The timing aligns with signals the company has been sending for some time. At CES 2026, CEO Prof. Amnon Shashua said robotaxi systems had crossed the threshold of commercial deployability and that further sensor cost reductions would accelerate fleet economics. The 2027 U.S. launch is, in effect, the operational follow-through on that position.

The Dual-Sided Business Problem

The strategic tension here is worth examining directly. Mobileye currently supplies its self-driving technology to Volkswagen and the VW-backed mobility operator MOIA, as TechCrunch noted. Launching its own competing robotaxi service puts Mobileye in direct commercial adjacency to the same operators it sells to — a dual-role that introduces real friction in any future supplier relationship.

This is not unprecedented in the technology industry. Platform vendors have repeatedly moved downstream into the markets their customers occupy, sometimes successfully, sometimes at the cost of the partner ecosystem that helped them scale. Intel's own journey — Mobileye's parent company — includes chapters on exactly this dynamic. Whether the Mobileye Drive system is differentiated enough that operator-customers accept the arrangement, or whether it accelerates their search for alternative suppliers, is an open question.

Japan as a Parallel Track

Alongside the U.S. announcement, Mobileye and Japanese mobility operator WILLER have agreed to a strategic collaboration to launch an autonomous robotaxi service in Japan. The terms and timeline for the Japan deployment were not fully detailed in available sources, but the parallel track suggests Mobileye is pursuing a multi-market operator strategy rather than a single-geography pilot.
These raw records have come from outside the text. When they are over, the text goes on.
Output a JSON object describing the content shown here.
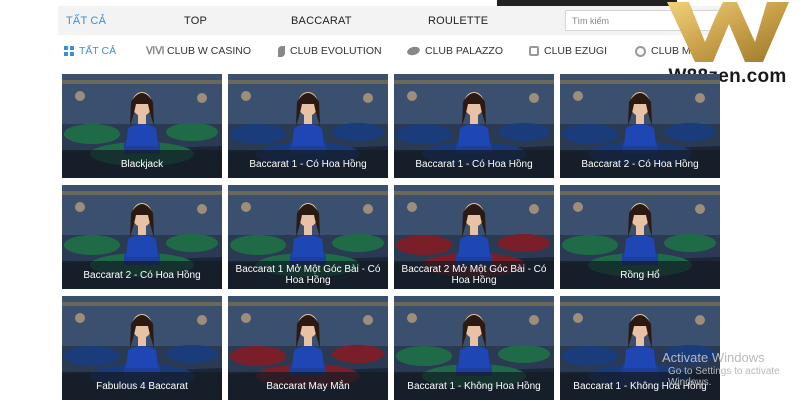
{
  "top_tabs": [
    {
      "label": "TẤT CẢ",
      "active": true
    },
    {
      "label": "TOP",
      "active": false
    },
    {
      "label": "BACCARAT",
      "active": false
    },
    {
      "label": "ROULETTE",
      "active": false
    }
  ],
  "search": {
    "placeholder": "Tìm kiếm"
  },
  "clubs": [
    {
      "label": "TẤT CẢ",
      "icon": "grid-icon",
      "active": true
    },
    {
      "label": "CLUB W CASINO",
      "icon": "w-casino-icon",
      "active": false
    },
    {
      "label": "CLUB EVOLUTION",
      "icon": "evolution-icon",
      "active": false
    },
    {
      "label": "CLUB PALAZZO",
      "icon": "palazzo-icon",
      "active": false
    },
    {
      "label": "CLUB EZUGI",
      "icon": "ezugi-icon",
      "active": false
    },
    {
      "label": "CLUB MG",
      "icon": "mg-icon",
      "active": false
    }
  ],
  "logo": {
    "text": "W88zen.com",
    "colors": {
      "gold": "#c9a14a",
      "dark": "#1a1a1a"
    }
  },
  "games": [
    {
      "name": "Blackjack"
    },
    {
      "name": "Baccarat 1 - Có Hoa Hồng"
    },
    {
      "name": "Baccarat 1 - Có Hoa Hồng"
    },
    {
      "name": "Baccarat 2 - Có Hoa Hồng"
    },
    {
      "name": "Baccarat 2 - Có Hoa Hồng"
    },
    {
      "name": "Baccarat 1 Mở Một Góc Bài - Có Hoa Hồng"
    },
    {
      "name": "Baccarat 2 Mở Một Góc Bài - Có Hoa Hồng"
    },
    {
      "name": "Rồng Hổ"
    },
    {
      "name": "Fabulous 4 Baccarat"
    },
    {
      "name": "Baccarat May Mắn"
    },
    {
      "name": "Baccarat 1 - Không Hoa Hồng"
    },
    {
      "name": "Baccarat 1 - Không Hoa Hồng"
    }
  ],
  "watermark": {
    "line1": "Activate Windows",
    "line2": "Go to Settings to activate Windows."
  },
  "colors": {
    "accent": "#3a8fd6",
    "nav_bg": "#f3f3f3",
    "label_bg": "#141c24"
  }
}
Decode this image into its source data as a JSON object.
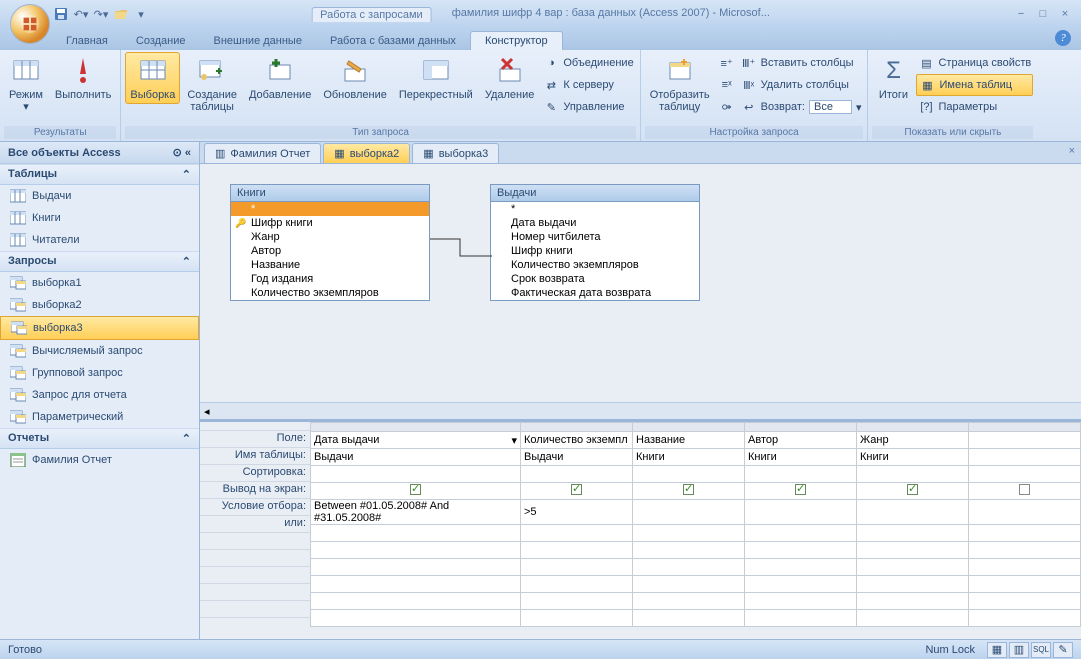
{
  "titlebar": {
    "context_title": "Работа с запросами",
    "app_title": "фамилия шифр 4 вар : база данных (Access 2007) - Microsof..."
  },
  "tabs": {
    "home": "Главная",
    "create": "Создание",
    "external": "Внешние данные",
    "dbtools": "Работа с базами данных",
    "designer": "Конструктор"
  },
  "ribbon": {
    "results": {
      "mode": "Режим",
      "run": "Выполнить",
      "label": "Результаты"
    },
    "qtype": {
      "select": "Выборка",
      "maketable": "Создание\nтаблицы",
      "append": "Добавление",
      "update": "Обновление",
      "crosstab": "Перекрестный",
      "delete": "Удаление",
      "union": "Объединение",
      "passthrough": "К серверу",
      "datadef": "Управление",
      "label": "Тип запроса"
    },
    "setup": {
      "show": "Отобразить\nтаблицу",
      "inscol": "Вставить столбцы",
      "delcol": "Удалить столбцы",
      "return_lbl": "Возврат:",
      "return_val": "Все",
      "label": "Настройка запроса"
    },
    "showhide": {
      "totals": "Итоги",
      "propsheet": "Страница свойств",
      "tablenames": "Имена таблиц",
      "params": "Параметры",
      "label": "Показать или скрыть"
    }
  },
  "nav": {
    "header": "Все объекты Access",
    "sec_tables": "Таблицы",
    "tables": [
      "Выдачи",
      "Книги",
      "Читатели"
    ],
    "sec_queries": "Запросы",
    "queries": [
      "выборка1",
      "выборка2",
      "выборка3",
      "Вычисляемый запрос",
      "Групповой запрос",
      "Запрос для отчета",
      "Параметрический"
    ],
    "sec_reports": "Отчеты",
    "reports": [
      "Фамилия Отчет"
    ]
  },
  "doctabs": {
    "t1": "Фамилия Отчет",
    "t2": "выборка2",
    "t3": "выборка3"
  },
  "design": {
    "box1": {
      "title": "Книги",
      "rows": [
        "*",
        "Шифр книги",
        "Жанр",
        "Автор",
        "Название",
        "Год издания",
        "Количество экземпляров"
      ]
    },
    "box2": {
      "title": "Выдачи",
      "rows": [
        "*",
        "Дата выдачи",
        "Номер читбилета",
        "Шифр книги",
        "Количество экземпляров",
        "Срок возврата",
        "Фактическая дата возврата"
      ]
    }
  },
  "grid": {
    "labels": {
      "field": "Поле:",
      "table": "Имя таблицы:",
      "sort": "Сортировка:",
      "show": "Вывод на экран:",
      "criteria": "Условие отбора:",
      "or": "или:"
    },
    "cols": [
      {
        "field": "Дата выдачи",
        "table": "Выдачи",
        "show": true,
        "criteria": "Between #01.05.2008# And #31.05.2008#"
      },
      {
        "field": "Количество экземпл",
        "table": "Выдачи",
        "show": true,
        "criteria": ">5"
      },
      {
        "field": "Название",
        "table": "Книги",
        "show": true,
        "criteria": ""
      },
      {
        "field": "Автор",
        "table": "Книги",
        "show": true,
        "criteria": ""
      },
      {
        "field": "Жанр",
        "table": "Книги",
        "show": true,
        "criteria": ""
      }
    ]
  },
  "status": {
    "ready": "Готово",
    "numlock": "Num Lock"
  }
}
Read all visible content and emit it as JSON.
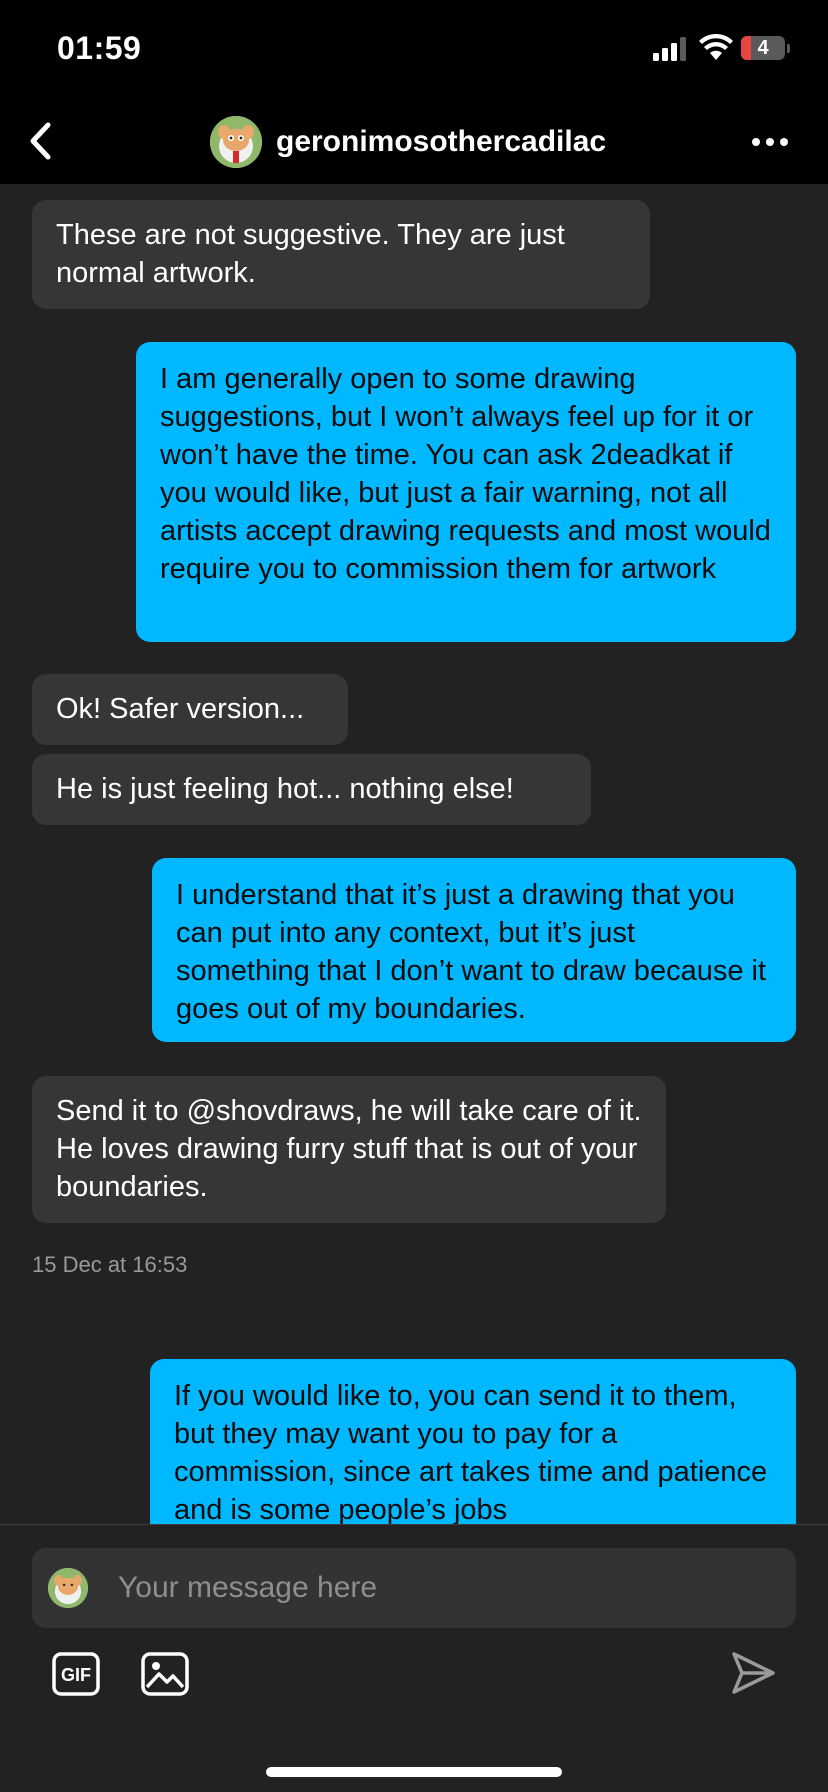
{
  "status_bar": {
    "time": "01:59",
    "battery_level": "4"
  },
  "header": {
    "username": "geronimosothercadilac"
  },
  "messages": [
    {
      "direction": "incoming",
      "text": "These are not suggestive. They are just normal artwork."
    },
    {
      "direction": "outgoing",
      "text": "I am generally open to some drawing suggestions, but I won’t always feel up for it or won’t have the time. You can ask 2deadkat if you would like, but just a fair warning, not all artists accept drawing requests and most would require you to commission them for artwork"
    },
    {
      "direction": "incoming",
      "text": "Ok! Safer version..."
    },
    {
      "direction": "incoming",
      "text": "He is just feeling hot... nothing else!"
    },
    {
      "direction": "outgoing",
      "text": "I understand that it’s just a drawing that you can put into any context, but it’s just something that I don’t want to draw because it goes out of my boundaries."
    },
    {
      "direction": "incoming",
      "text": "Send it to @shovdraws, he will take care of it. He loves drawing furry stuff that is out of your boundaries."
    },
    {
      "direction": "outgoing",
      "text": "If you would like to, you can send it to them, but they may want you to pay for a commission, since art takes time and patience and is some people’s jobs"
    }
  ],
  "timestamp": "15 Dec at 16:53",
  "composer": {
    "placeholder": "Your message here",
    "gif_label": "GIF"
  },
  "icons": {
    "back": "chevron-left-icon",
    "more": "ellipsis-icon",
    "gif": "gif-icon",
    "image": "image-icon",
    "send": "send-icon"
  },
  "colors": {
    "outgoing_bubble": "#00b8ff",
    "incoming_bubble": "#363636",
    "background": "#222222",
    "header": "#000000"
  }
}
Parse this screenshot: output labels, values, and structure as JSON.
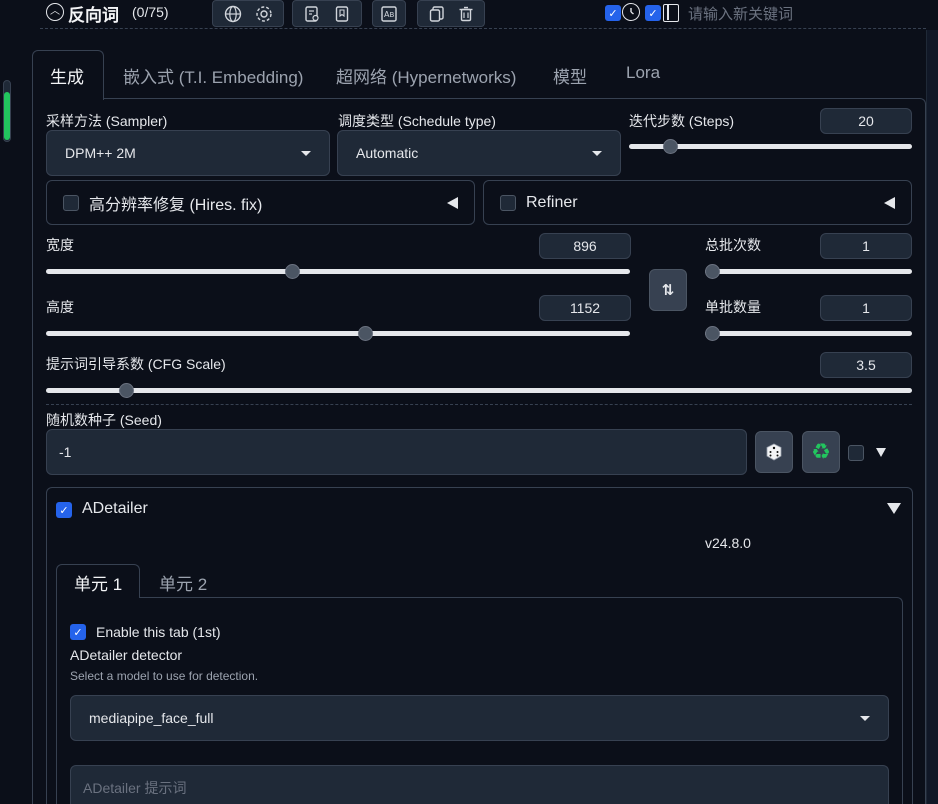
{
  "negative": {
    "title": "反向词",
    "count": "(0/75)"
  },
  "keyword": {
    "placeholder": "请输入新关键词"
  },
  "tabs": [
    "生成",
    "嵌入式 (T.I. Embedding)",
    "超网络 (Hypernetworks)",
    "模型",
    "Lora"
  ],
  "sampler": {
    "label": "采样方法 (Sampler)",
    "value": "DPM++ 2M"
  },
  "schedule": {
    "label": "调度类型 (Schedule type)",
    "value": "Automatic"
  },
  "steps": {
    "label": "迭代步数 (Steps)",
    "value": "20",
    "min": 1,
    "max": 150
  },
  "hires": {
    "label": "高分辨率修复 (Hires. fix)"
  },
  "refiner": {
    "label": "Refiner"
  },
  "width": {
    "label": "宽度",
    "value": "896",
    "min": 64,
    "max": 2048
  },
  "height": {
    "label": "高度",
    "value": "1152",
    "min": 64,
    "max": 2048
  },
  "batch_count": {
    "label": "总批次数",
    "value": "1",
    "min": 1,
    "max": 100
  },
  "batch_size": {
    "label": "单批数量",
    "value": "1",
    "min": 1,
    "max": 8
  },
  "cfg": {
    "label": "提示词引导系数 (CFG Scale)",
    "value": "3.5",
    "min": 1,
    "max": 30
  },
  "seed": {
    "label": "随机数种子 (Seed)",
    "value": "-1"
  },
  "adetailer": {
    "title": "ADetailer",
    "version": "v24.8.0",
    "units": [
      "单元 1",
      "单元 2"
    ],
    "enable_label": "Enable this tab (1st)",
    "detector_label": "ADetailer detector",
    "detector_hint": "Select a model to use for detection.",
    "detector_value": "mediapipe_face_full",
    "prompt_placeholder": "ADetailer 提示词"
  }
}
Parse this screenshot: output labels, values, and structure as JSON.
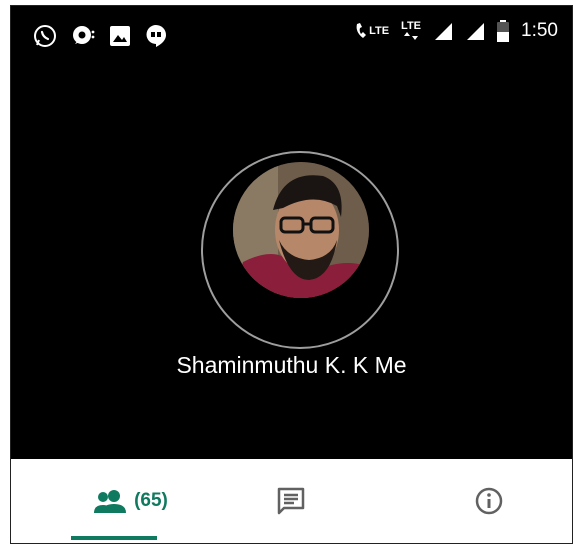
{
  "status_bar": {
    "time": "1:50",
    "lte_1": "LTE",
    "lte_2": "LTE",
    "icons_left": [
      "whatsapp-icon",
      "chat-bubble-icon",
      "image-icon",
      "hangouts-icon"
    ],
    "icons_right": [
      "wifi-call-icon",
      "lte-icon",
      "lte-data-icon",
      "signal-icon",
      "signal-icon",
      "battery-icon"
    ]
  },
  "profile": {
    "name": "Shaminmuthu K. K Me"
  },
  "tabs": [
    {
      "icon": "people-icon",
      "count": "(65)",
      "selected": true
    },
    {
      "icon": "message-icon",
      "selected": false
    },
    {
      "icon": "info-icon",
      "selected": false
    }
  ],
  "colors": {
    "accent": "#0f7a5f",
    "background": "#000000",
    "tab_background": "#ffffff",
    "ring": "#9e9e9e"
  }
}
Japan's regulatory environment for autonomous vehicles has been evolving, with specific prefectural deployments already underway from domestic players. A foreign-supplied full-stack system entering that market through a local operator partner — WILLER has an established intercity and regional transport footprint — is a reasonable market-entry structure given Japan's preference for local operational accountability.

What 100 to 17,000 Actually Means

The scale trajectory Mobileye has outlined — 100 vehicles in year one, 17,000 over five years — deserves a grounded read. One hundred vehicles is a controlled commercial launch, not a proof-of-concept pilot. It is large enough to generate real operational data on edge-case frequency, maintenance cycles, and unit economics, but small enough to manage liability exposure and regulatory surface area in a single city.

The 17,000 figure is a planning target, not a committed order. Waymo, the most operationally mature robotaxi service in the U.S. market, has spent years in Phoenix, San Francisco, and Los Angeles accumulating the operational data required to justify fleet expansion. Mobileye's ramp assumption carries embedded optimism about regulatory velocity and sensor cost curves that may or may not materialize on the stated timeline.

Shashua's CES 2026 comments about sensor cost reduction are relevant here. The economics of robotaxi operation are not primarily software-bound at this stage — they are hardware-bound, specifically lidar and compute unit costs per vehicle. If Mobileye's internal roadmap on sensor integration delivers as projected, the 17,000-vehicle target becomes more plausible. If it slips, the fleet economics do too.

What the 2027 launch does establish, regardless of ultimate scale, is that Mobileye intends to hold operator risk on its own balance sheet — not just license technology and collect per-vehicle fees. That is a meaningful commitment, and one that will clarify, over the next two to three years, whether the Mobileye Drive stack is genuinely ready to operate at commercial scale without a deep-pocketed OEM or fleet operator absorbing the variance.